JSR Protocol

The jsr: protocol fetches packages from the JSR registry.

yarn add @luca/flag@jsr:2.0.0

Note that because the JSR registry is responsible for compiling packages from TypeScript to JavaScript they sometimes re-pack packages. As a result, the Yarn lockfile contains the full tarball URLs.

Quoting the JSR documentation:

The specific tarballs advertised for a given version of a package may change over time, even if the version itself is not changed. This is because the JSR registry may re-generate npm compatible tarballs for a package version to fix compatibility issues with npm or improve the transpile output in the generated tarball. We refer to this as the “revision” of a tarball. The revision of a tarball is not advertised in the npm registry endpoint, but it is included in the URL of the tarball itself and is included in the package.json file in the tarball at the _jsr_revision field. The revision of a tarball is not considered part of the package version, and does not affect semver resolution.

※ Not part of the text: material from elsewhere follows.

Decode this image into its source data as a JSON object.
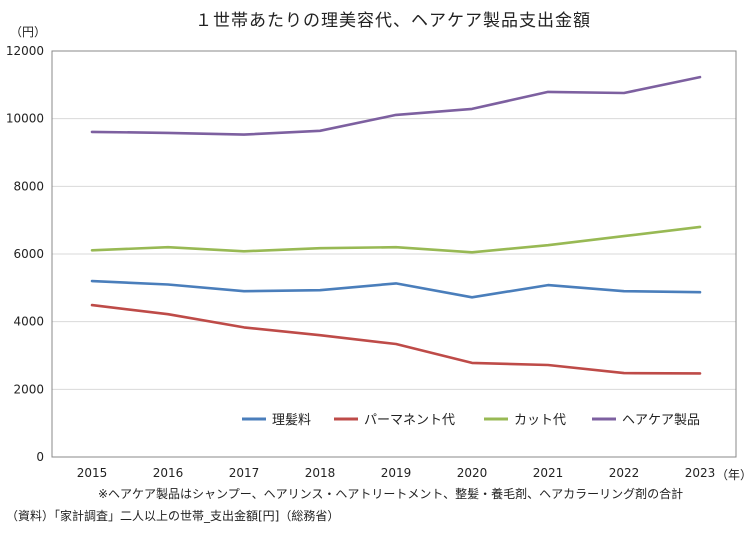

However, tarball URLs are immutable. Tools that have a reference to a specific tarball URL will always be able to download that exact tarball. When a new revision of a tarball is generated, the old tarball is not deleted and will continue to be available at the same URL. The new tarball will be available at a new URL that includes the new revision.

Because the tarball URL is included in package manager lock files, running npm i / yarn / pnpm i will never accidentally download a new revision of the tarball.